09 de julho de 2026
Geral

Aumento da frota intensifica gargalos no trânsito

Tisa Moraes
| Tempo de leitura: 8 min

Samantha Ciuffa
Letícia Kirchner, titular da Seplan, diz que a prefeitura tem buscado soluções para melhorar a mobilidade de Bauru

Nos últimos dez anos, a frota de Bauru tem crescido a uma média de 10 mil veículos por ano. Tantos carros e motos circulando em meio a um sistema viário já bastante saturado em algumas regiões gera uma equação cada vez mais difícil de ser solucionada pelo poder público. O que fazer para que o trânsito da cidade, que se intensifica nesta época do ano, não trave definitivamente?

Alterações viárias, como retirar o estacionamento de um dos lados da via, implantar semáforos ou mão única de direção, são saídas paliativas que ajudam a garantir maior fluidez ao trânsito em pontos críticos por mais alguns anos. Mas, ao mesmo tempo, soluções mais abrangentes, que custam caro e esbarram principalmente em restrições orçamentárias, precisam começar a ser implementadas.

Novos modelos de transporte coletivo, incentivo a modais alternativos de transporte, como a bicicleta, e a retirada da malha ferroviária da área urbana para a interligação de bairros por uma espécie de anel viário são algumas das principais medidas a serem adotadas, segundo especialistas ouvidos pela reportagem.
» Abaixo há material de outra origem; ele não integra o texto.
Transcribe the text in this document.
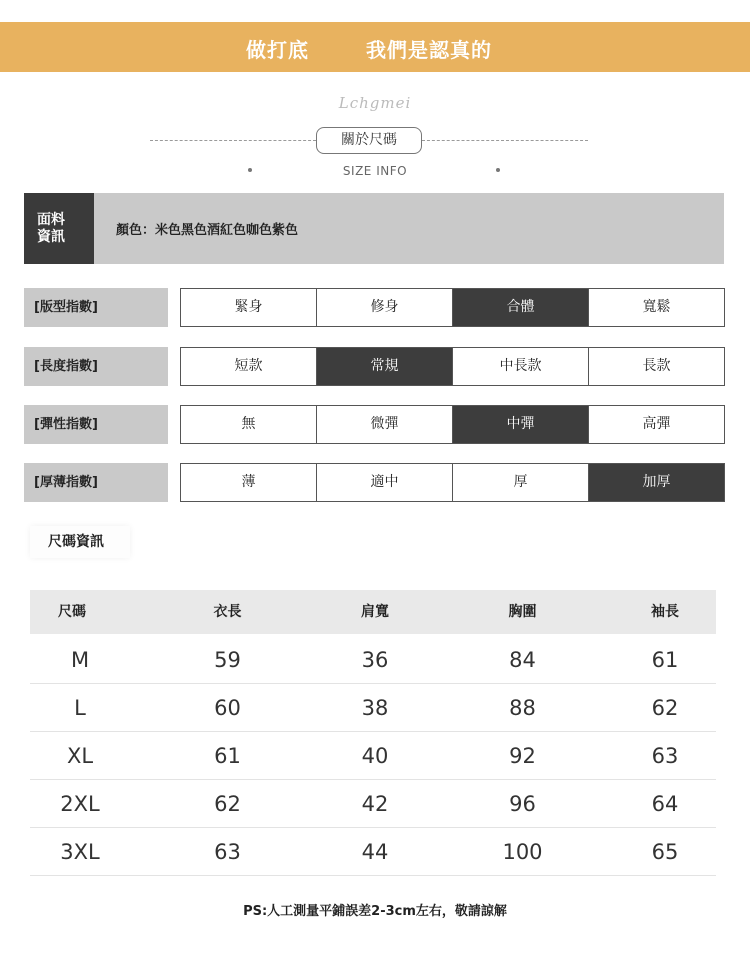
做打底	我們是認真的
Lchgmei
關於尺碼
SIZE INFO
面料
資訊	顏色：米色黑色酒紅色咖色紫色
[版型指數]	緊身	修身	合體	寬鬆
[長度指數]	短款	常規	中長款	長款
[彈性指數]	無	微彈	中彈	高彈
[厚薄指數]	薄	適中	厚	加厚
尺碼資訊
尺碼	衣長	肩寬	胸圍	袖長
M	59	36	84	61
L	60	38	88	62
XL	61	40	92	63
2XL	62	42	96	64
3XL	63	44	100	65
PS:人工測量平鋪誤差2-3cm左右，敬請諒解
"Bauru tem um problema pior do que outras cidades de mesmo porte porque seus principais corredores de trânsito possuem baixa capacidade, com duas faixas de rolamento. Exemplos são as avenidas Nações Unidas, Rodrigues Alves, Duque de Caxias, Getúlio Vargas e Comendador José da Silva Martha", cita o engenheiro Archimedes Raia Junior, especialista em segurança viária e diretor de mobilidade da Associação dos Engenheiros, Arquitetos e Agrônomos (Assenag).

'NÃO HÁ MÁGICA'

Hoje, diante da falta de recursos financeiros, uma das saídas que ajudam a minimizar o impacto dos 280 mil veículos que circulam pela cidade está nas contrapartidas que a prefeitura exige de novos empreendimentos residenciais ou empresariais. Entre os exemplos recentes estão a continuação da avenida Adnan Shahateet, que interliga o final da Comendador José da Silva Martha com a Castelo Branco, e a avenida Jorge Zaiden (Água Comprida), que criou um novo acesso ao Jardim Marambá e Núcleo Geisel.
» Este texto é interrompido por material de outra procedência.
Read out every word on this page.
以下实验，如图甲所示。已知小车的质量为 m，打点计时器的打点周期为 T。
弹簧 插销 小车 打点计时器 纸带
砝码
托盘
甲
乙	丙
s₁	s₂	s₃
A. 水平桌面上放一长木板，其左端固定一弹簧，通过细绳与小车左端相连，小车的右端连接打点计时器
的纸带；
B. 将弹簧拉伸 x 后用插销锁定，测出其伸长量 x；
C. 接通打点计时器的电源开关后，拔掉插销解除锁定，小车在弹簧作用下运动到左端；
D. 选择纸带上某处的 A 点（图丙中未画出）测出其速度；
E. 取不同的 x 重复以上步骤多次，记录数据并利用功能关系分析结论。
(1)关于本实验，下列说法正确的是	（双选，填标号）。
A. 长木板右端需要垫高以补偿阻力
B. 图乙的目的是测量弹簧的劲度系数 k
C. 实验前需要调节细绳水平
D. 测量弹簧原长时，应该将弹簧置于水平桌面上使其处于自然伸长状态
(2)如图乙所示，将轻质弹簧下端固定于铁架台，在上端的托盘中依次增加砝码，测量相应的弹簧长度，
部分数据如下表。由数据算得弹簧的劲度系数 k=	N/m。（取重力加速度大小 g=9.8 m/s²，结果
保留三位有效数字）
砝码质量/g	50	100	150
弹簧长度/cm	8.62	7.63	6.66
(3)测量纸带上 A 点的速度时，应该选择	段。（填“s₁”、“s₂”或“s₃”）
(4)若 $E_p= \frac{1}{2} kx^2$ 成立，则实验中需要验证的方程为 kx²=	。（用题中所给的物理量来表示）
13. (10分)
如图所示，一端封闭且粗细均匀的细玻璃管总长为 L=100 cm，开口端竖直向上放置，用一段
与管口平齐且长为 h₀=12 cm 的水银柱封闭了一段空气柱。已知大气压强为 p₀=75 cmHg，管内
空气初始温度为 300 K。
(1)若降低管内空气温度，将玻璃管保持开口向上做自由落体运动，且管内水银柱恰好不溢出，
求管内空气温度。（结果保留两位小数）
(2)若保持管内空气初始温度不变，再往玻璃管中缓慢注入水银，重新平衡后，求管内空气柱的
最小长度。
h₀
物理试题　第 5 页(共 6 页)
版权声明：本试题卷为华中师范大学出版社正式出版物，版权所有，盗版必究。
Outras intervenções desejadas pela administração municipal, apenas para citar exemplos, são a construção, pela concessionária ViaRondon, de um viaduto na avenida Cruzeiro do Sul sobre a rodovia Marechal Rondon; e a ponte sobre o Rio Bauru para implantar mão dupla no viaduto Nicola Avalone Jr., o viaduto Falcão-Bela Vista.
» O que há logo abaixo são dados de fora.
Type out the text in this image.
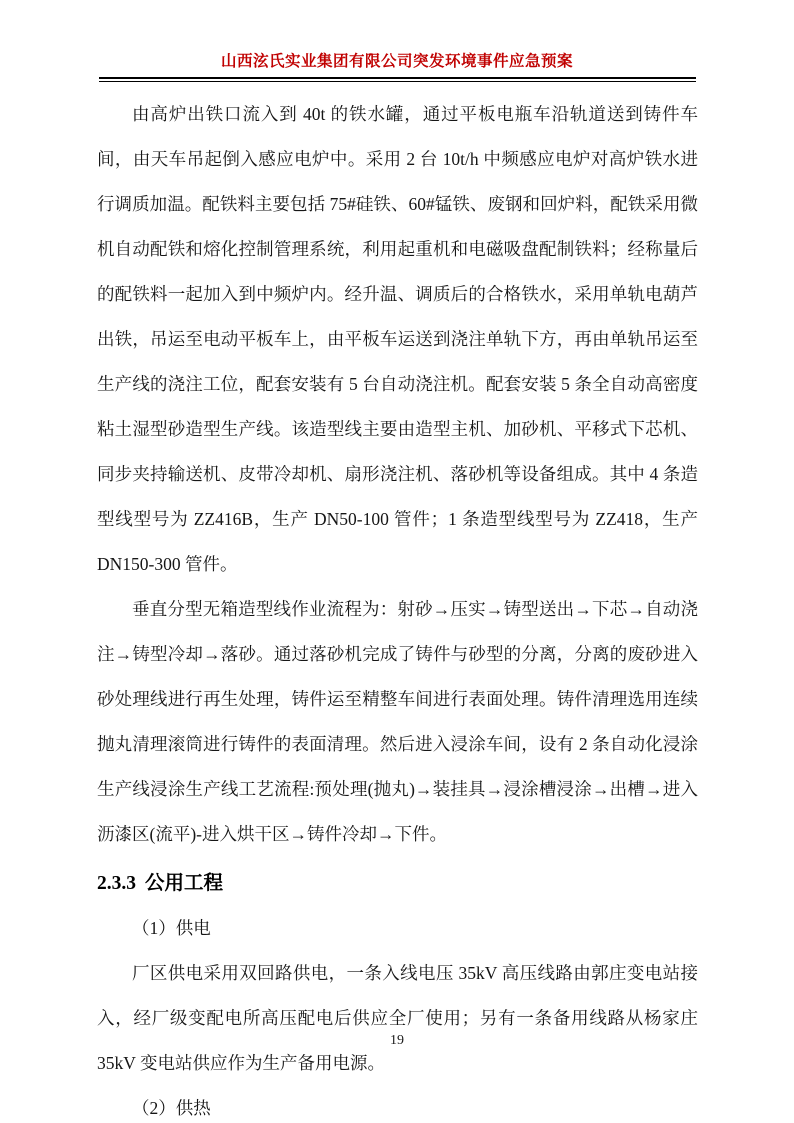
山西泫氏实业集团有限公司突发环境事件应急预案

由高炉出铁口流入到 40t 的铁水罐，通过平板电瓶车沿轨道送到铸件车间，由天车吊起倒入感应电炉中。采用 2 台 10t/h 中频感应电炉对高炉铁水进行调质加温。配铁料主要包括 75#硅铁、60#锰铁、废钢和回炉料，配铁采用微机自动配铁和熔化控制管理系统，利用起重机和电磁吸盘配制铁料；经称量后的配铁料一起加入到中频炉内。经升温、调质后的合格铁水，采用单轨电葫芦出铁，吊运至电动平板车上，由平板车运送到浇注单轨下方，再由单轨吊运至生产线的浇注工位，配套安装有 5 台自动浇注机。配套安装 5 条全自动高密度粘土湿型砂造型生产线。该造型线主要由造型主机、加砂机、平移式下芯机、同步夹持输送机、皮带冷却机、扇形浇注机、落砂机等设备组成。其中 4 条造型线型号为 ZZ416B，生产 DN50-100 管件；1 条造型线型号为 ZZ418，生产 DN150-300 管件。

垂直分型无箱造型线作业流程为：射砂→压实→铸型送出→下芯→自动浇注→铸型冷却→落砂。通过落砂机完成了铸件与砂型的分离，分离的废砂进入砂处理线进行再生处理，铸件运至精整车间进行表面处理。铸件清理选用连续抛丸清理滚筒进行铸件的表面清理。然后进入浸涂车间，设有 2 条自动化浸涂生产线浸涂生产线工艺流程:预处理(抛丸)→装挂具→浸涂槽浸涂→出槽→进入沥漆区(流平)-进入烘干区→铸件冷却→下件。

2.3.3 公用工程

（1）供电

厂区供电采用双回路供电，一条入线电压 35kV 高压线路由郭庄变电站接入，经厂级变配电所高压配电后供应全厂使用；另有一条备用线路从杨家庄 35kV 变电站供应作为生产备用电源。

（2）供热

19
Porém, ao passo que as condições de tráfego vão se agravando, tornam-se cada vez mais limitadas as medidas para desafogar os gargalos de uma cidade como Bauru, que não cresceu de maneira planejada. "Não temos como desapropriar imóveis para alargar ruas. Não há mágica para os problemas do trânsito. A estratégia de longo prazo precisa ser arrojada, contemplando a oferta de um novo modelo de transporte coletivo de maneira coordenada com o incentivo a outros modais, como a bicicleta", acrescenta Raia.

'TESOURO'

A exemplo do que já ocorreu em outras cidades brasileiras, a prefeitura de Bauru reivindica, agora, a transferência para o município do domínio dos trechos de linha férrea encravados nas áreas urbanas consolidadas. Para tanto, irá requerer ao Departamento Nacional de Infraestrutura de Transportes (Dnit) um estudo técnico de viabilidade econômica e ambiental para a alteração do trajeto do transporte de cargas, que passaria pelo contorno da cidade.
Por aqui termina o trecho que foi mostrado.